JupyterLite is sufficient for most document-generation and calculation workflows and requires no server configuration.

Before You Start

  • Your machine must have Python and Jupyter Server installed.
  • You need an active Professional subscription for this feature.
  • The server and the Word add-in must be reachable from each other's network.

Install Jupyter Server if you do not already have it:

pip install jupyter_server

Starting the Server

Run the following in a terminal on the machine that will execute your code:

jupyter server --no-browser

On first run Jupyter prints a startup message that contains the server URL and a token:

[JupyterServerApp] Serving notebooks from local directory: /Users/you
[JupyterServerApp] Jupyter Server 2.x is running at:
[JupyterServerApp] http://localhost:8888/
[JupyterServerApp] Use Control-C to stop this server

Note the URL (http://localhost:8888) and the token (a long hex string that appears after ?token= in the full URL printed below). You will need both.

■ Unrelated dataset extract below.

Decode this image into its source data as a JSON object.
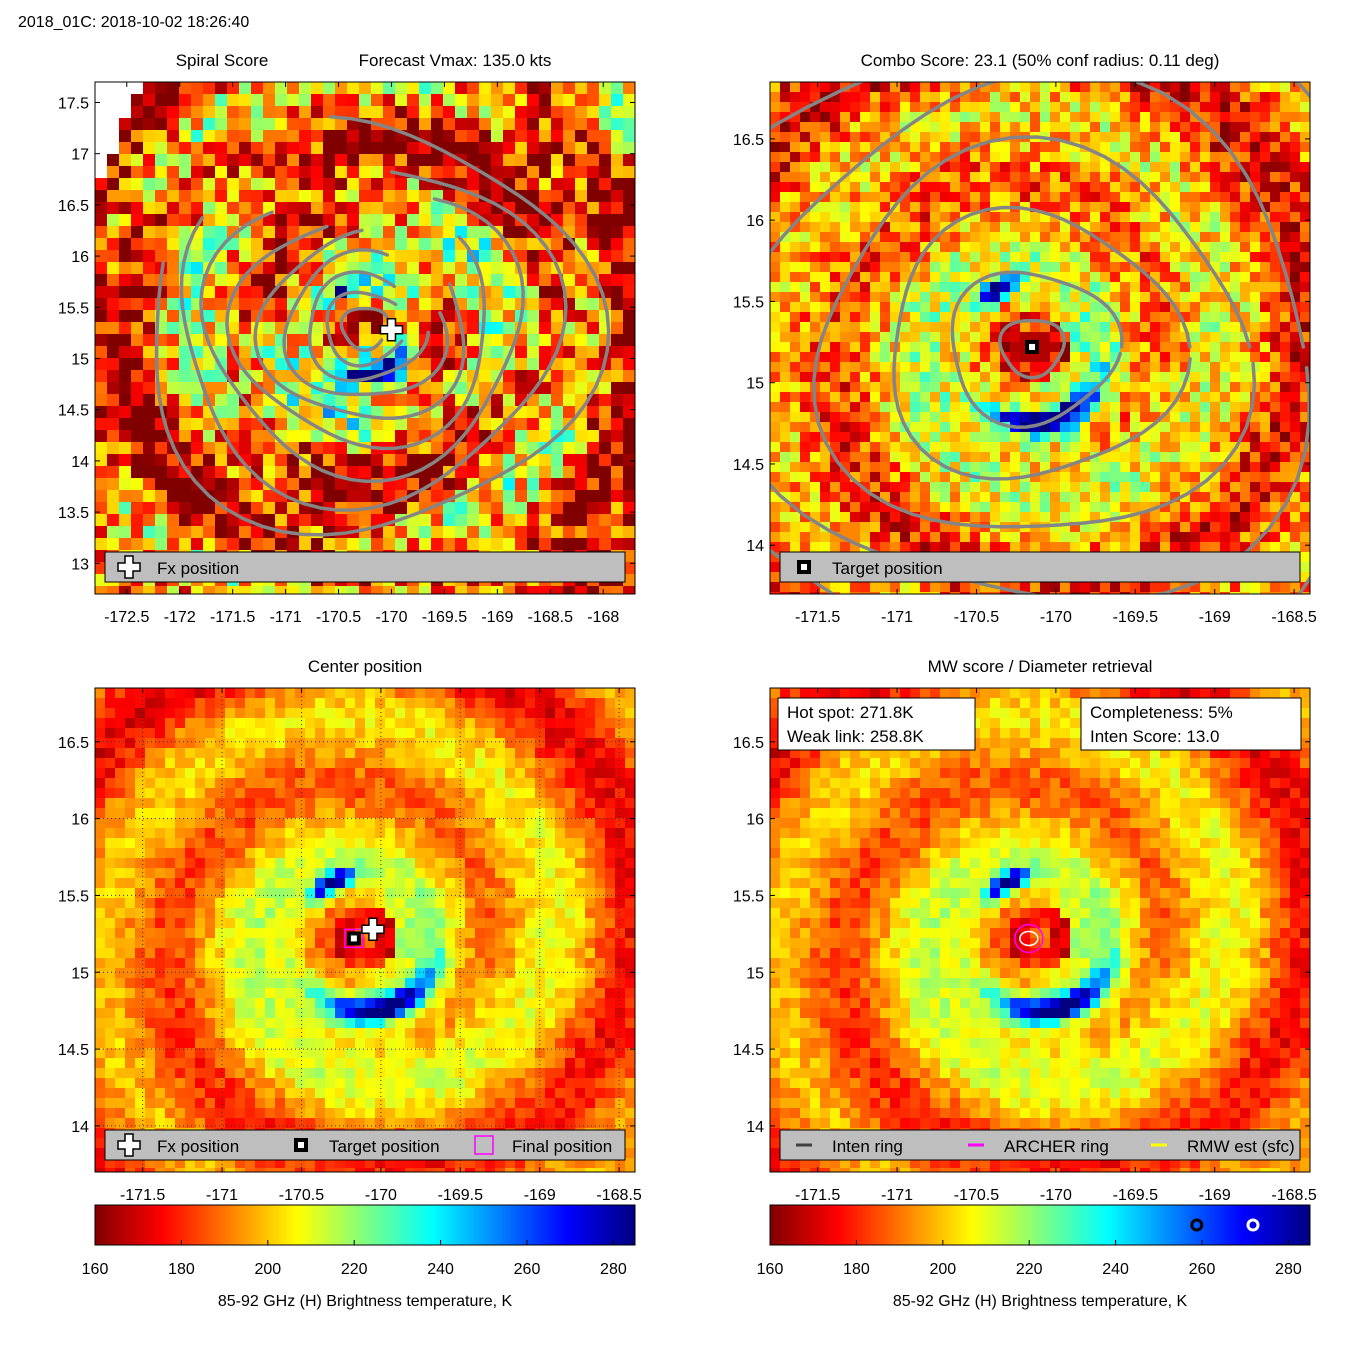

If you want a persistent token you can set one explicitly:

jupyter server --no-browser --ServerApp.token=your-token-here

Entering the URL and Token in InkRider

  1. Open the InkRider add-in in Word.
  2. Open Application Settings (gear icon in the header).
  3. Switch to the Runtime tab.
  4. Under Jupyter Server, enter the Base URL (http://localhost:8888).
  5. Enter the Token from the startup message.
  6. Click Test connection to confirm InkRider can reach the server.
  7. Close the settings dialog.

The connection test pings the server's /api endpoint and reports the Jupyter Server version if it succeeds. A 403 response means the token is wrong.

Checking Connection Status

The globe or plug icon in the add-in header reflects the connection state:

  • Green outline: InkRider has an active connection to the server.
  • Default: no server URL is configured.
  • Click the icon to open the runtime panel, which shows the server URL and a Test connection button you can use at any time.

Switching Back to JupyterLite

Clear the Base URL field in Application Settings → Runtime and reload the add-in. InkRider will resume using JupyterLite as the local runtime.

Security Notes

Use HTTPS on any non-localhost server. When the server is accessible over a network, plain HTTP (http://) sends the authentication token unencrypted. InkRider warns you when this is the case. Set up TLS on your server or use an SSH tunnel:

ssh -L 8888:localhost:8888 user@remote-host

Then connect to http://localhost:8888; the SSH tunnel handles encryption.

Do not expose your Jupyter Server to the public internet without authentication. Use a strong token and restrict access with a firewall or VPN where practical.

Troubleshooting

Test connection times out (8 seconds)

  • Confirm the server is running: jupyter server list
  • Check that the URL matches exactly (protocol + host + port + no trailing /api, because InkRider appends that itself)
  • If the server is on a remote host, verify that port 8888 (or your custom port) is open

HTTP 403 (forbidden)

  • The token is incorrect. Copy it again from the Jupyter startup output.
  • If you started the server without a token intentionally, leave the token field empty.

Packages are missing

  • Confirm you are running jupyter server inside the correct conda environment or virtualenv.
  • After installing a package, restart the server.

CORS error in browser console

  • Jupyter Server allows cross-origin requests from the same origin by default. InkRider runs in a Word add-in iframe with a different origin. Start the server with the add-in's allowed origin:
    jupyter server --ServerApp.allow_origin='*'
    
    On a private local server this is acceptable. On a networked server, restrict to the specific origin.

Connection works but code does not run

  • Check the runtime dropdown in the header is set to Jupyter Server.
  • If you recently changed the token, update it in Application Settings and run Test connection again.